South Korea is a tough place for ethnic or sexual minorities, indeed anyone who doesn’t follow a certain conventional path of university, white collar job, marriage, children and so forth. People who choose to do things differently, even if that just means wearing unique clothes or following a different career path, can end up isolated as a result.
This woman obviously had problems I could do little to help her solve. I therefore fell back on a clichéd Korean expression of compassion: I told her that next time we met, I would buy her a nice meal.
“There is no next time,” she said.
She then sent me a photo of a wrist slashed horizontally, under water in what appeared to be a bathtub, the water full of clouds of maroon blood.
“Oh my god. You need to get to a hospital.”
“I have no money.”
“Just go. Use a credit card.”
What, if anything, could I do to help this woman? I’d met her that day and we had spent a grand total of less than ten minutes together in person. To say I barely knew her would be an understatement. Should I call the police and report a suicide in progress? I didn’t know where she was. Was that photo she sent me really her, and actually taken just now?

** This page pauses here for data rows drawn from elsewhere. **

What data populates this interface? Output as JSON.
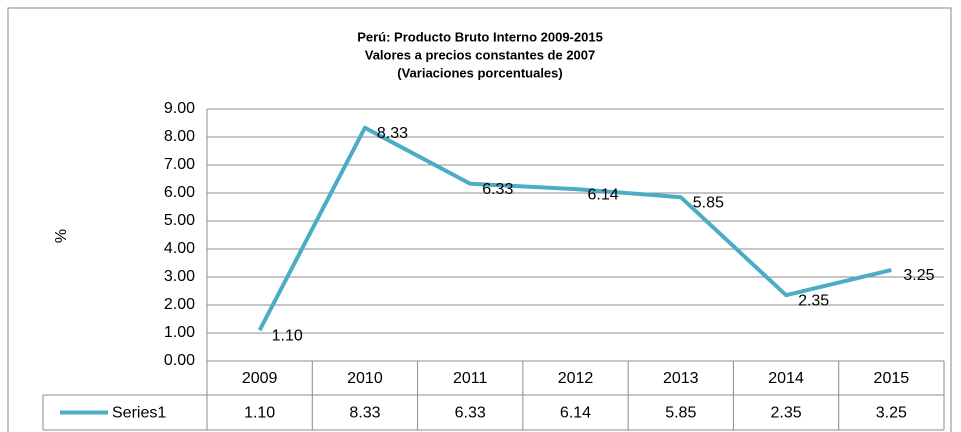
{
  "chart_data": {
    "type": "line",
    "title": "Perú: Producto Bruto Interno 2009-2015",
    "subtitle": [
      "Valores a precios constantes de 2007",
      "(Variaciones porcentuales)"
    ],
    "ylabel": "%",
    "categories": [
      "2009",
      "2010",
      "2011",
      "2012",
      "2013",
      "2014",
      "2015"
    ],
    "series": [
      {
        "name": "Series1",
        "color": "#4bacc6",
        "values": [
          1.1,
          8.33,
          6.33,
          6.14,
          5.85,
          2.35,
          3.25
        ],
        "value_labels": [
          "1.10",
          "8.33",
          "6.33",
          "6.14",
          "5.85",
          "2.35",
          "3.25"
        ]
      }
    ],
    "ylim": [
      0,
      9
    ],
    "yticks": [
      {
        "value": 0,
        "label": "0.00"
      },
      {
        "value": 1,
        "label": "1.00"
      },
      {
        "value": 2,
        "label": "2.00"
      },
      {
        "value": 3,
        "label": "3.00"
      },
      {
        "value": 4,
        "label": "4.00"
      },
      {
        "value": 5,
        "label": "5.00"
      },
      {
        "value": 6,
        "label": "6.00"
      },
      {
        "value": 7,
        "label": "7.00"
      },
      {
        "value": 8,
        "label": "8.00"
      },
      {
        "value": 9,
        "label": "9.00"
      }
    ],
    "grid": true
  }
}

There are many chilling online forums with suicide tutorials. I looked one up and read that horizontal cuts were from Hollywood movies, and weren’t likely to induce enough bleeding to cause death. To ensure enough blood loss to cause death, one should slice a vein vertically, the forum stated.

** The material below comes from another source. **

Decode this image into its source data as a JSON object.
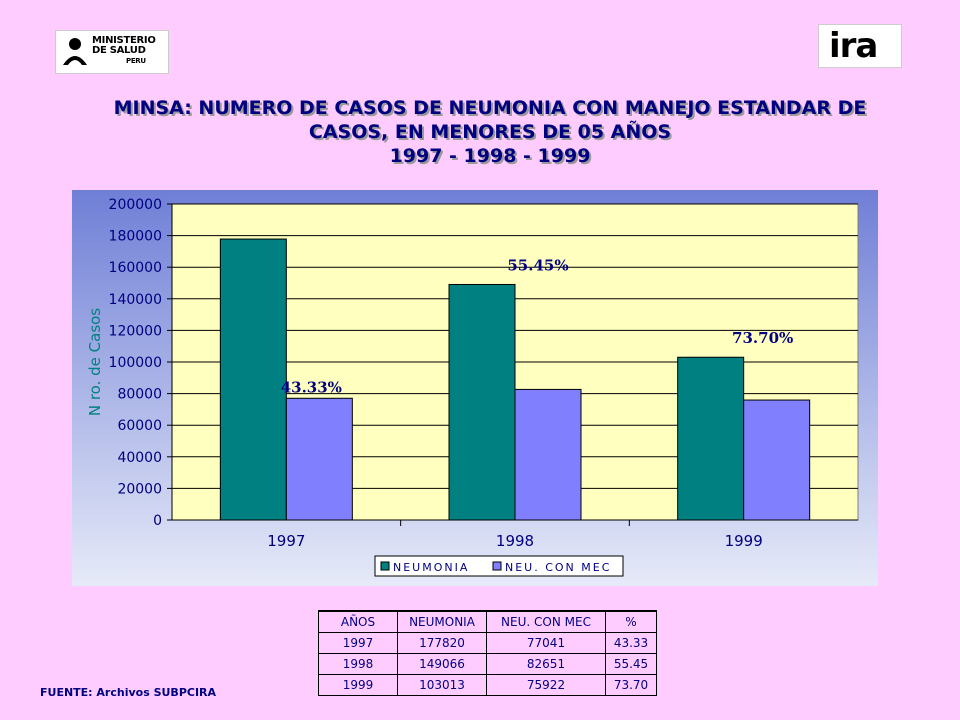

My feeling of helplessness was compounded by recalling the suicide of my 21-year-old cousin Sean, in 2015. Ironically, I had barely known him either. My cousin’s father, my maternal uncle, and his mother had separated when Sean was still a baby. Sean had no contact with anyone in our family until his late teens, when he and my uncle resumed a relationship. As I was living in Seoul while this was going on, I only ever met Sean in person once (save for a few encounters when he was still a baby), at our grandmother’s funeral, less than a year before his death.
When he took his own life, in addition to basic sadness, I also felt like I had failed him. I felt like if I had been able to speak with him before his death, I might have been able to talk him out of it. I would have offered to buy him a flight to come see me in Seoul. Maybe if he saw how big the world is and how much he had to live for, he would change his mind. Though we hadn’t known each other growing up, I envisioned a future where we could be close.
It pained me that he hadn’t thought to reach out to me before ending his life. But of course he didn’t reach out to me; the truth was, he barely knew me.
Now someone else I barely knew appeared to be committing suicide, and I felt a similar kind of helplessness. Hours went by with no new Kakao messages. I phoned her; her phone was turned off. The next morning I phoned her again, this time from the landline at my office. Still off.
I peered at my last message to her on Kakao, in which I asked “What you doing?” Kakao has a feature where a yellow number sits next to a message that hasn’t yet been viewed by the recipient. Every time I looked at that yellow ‘1’, in my eyes it burned like a candle. I just didn’t know if the candle signified warning of an ongoing tragedy, or mourning for a tragedy already passed.
Around lunch time, I got a message from her. “I went to the hospital. I slit my wrist and fell asleep in the bathtub but didn’t die.”
“I was worried. That’s a relief,” I responded.
“What’s a relief?”
“That you didn’t die.”
“Thanks a lot.”
The only other thing I could think to say was, “Let me buy you that meal sometime.”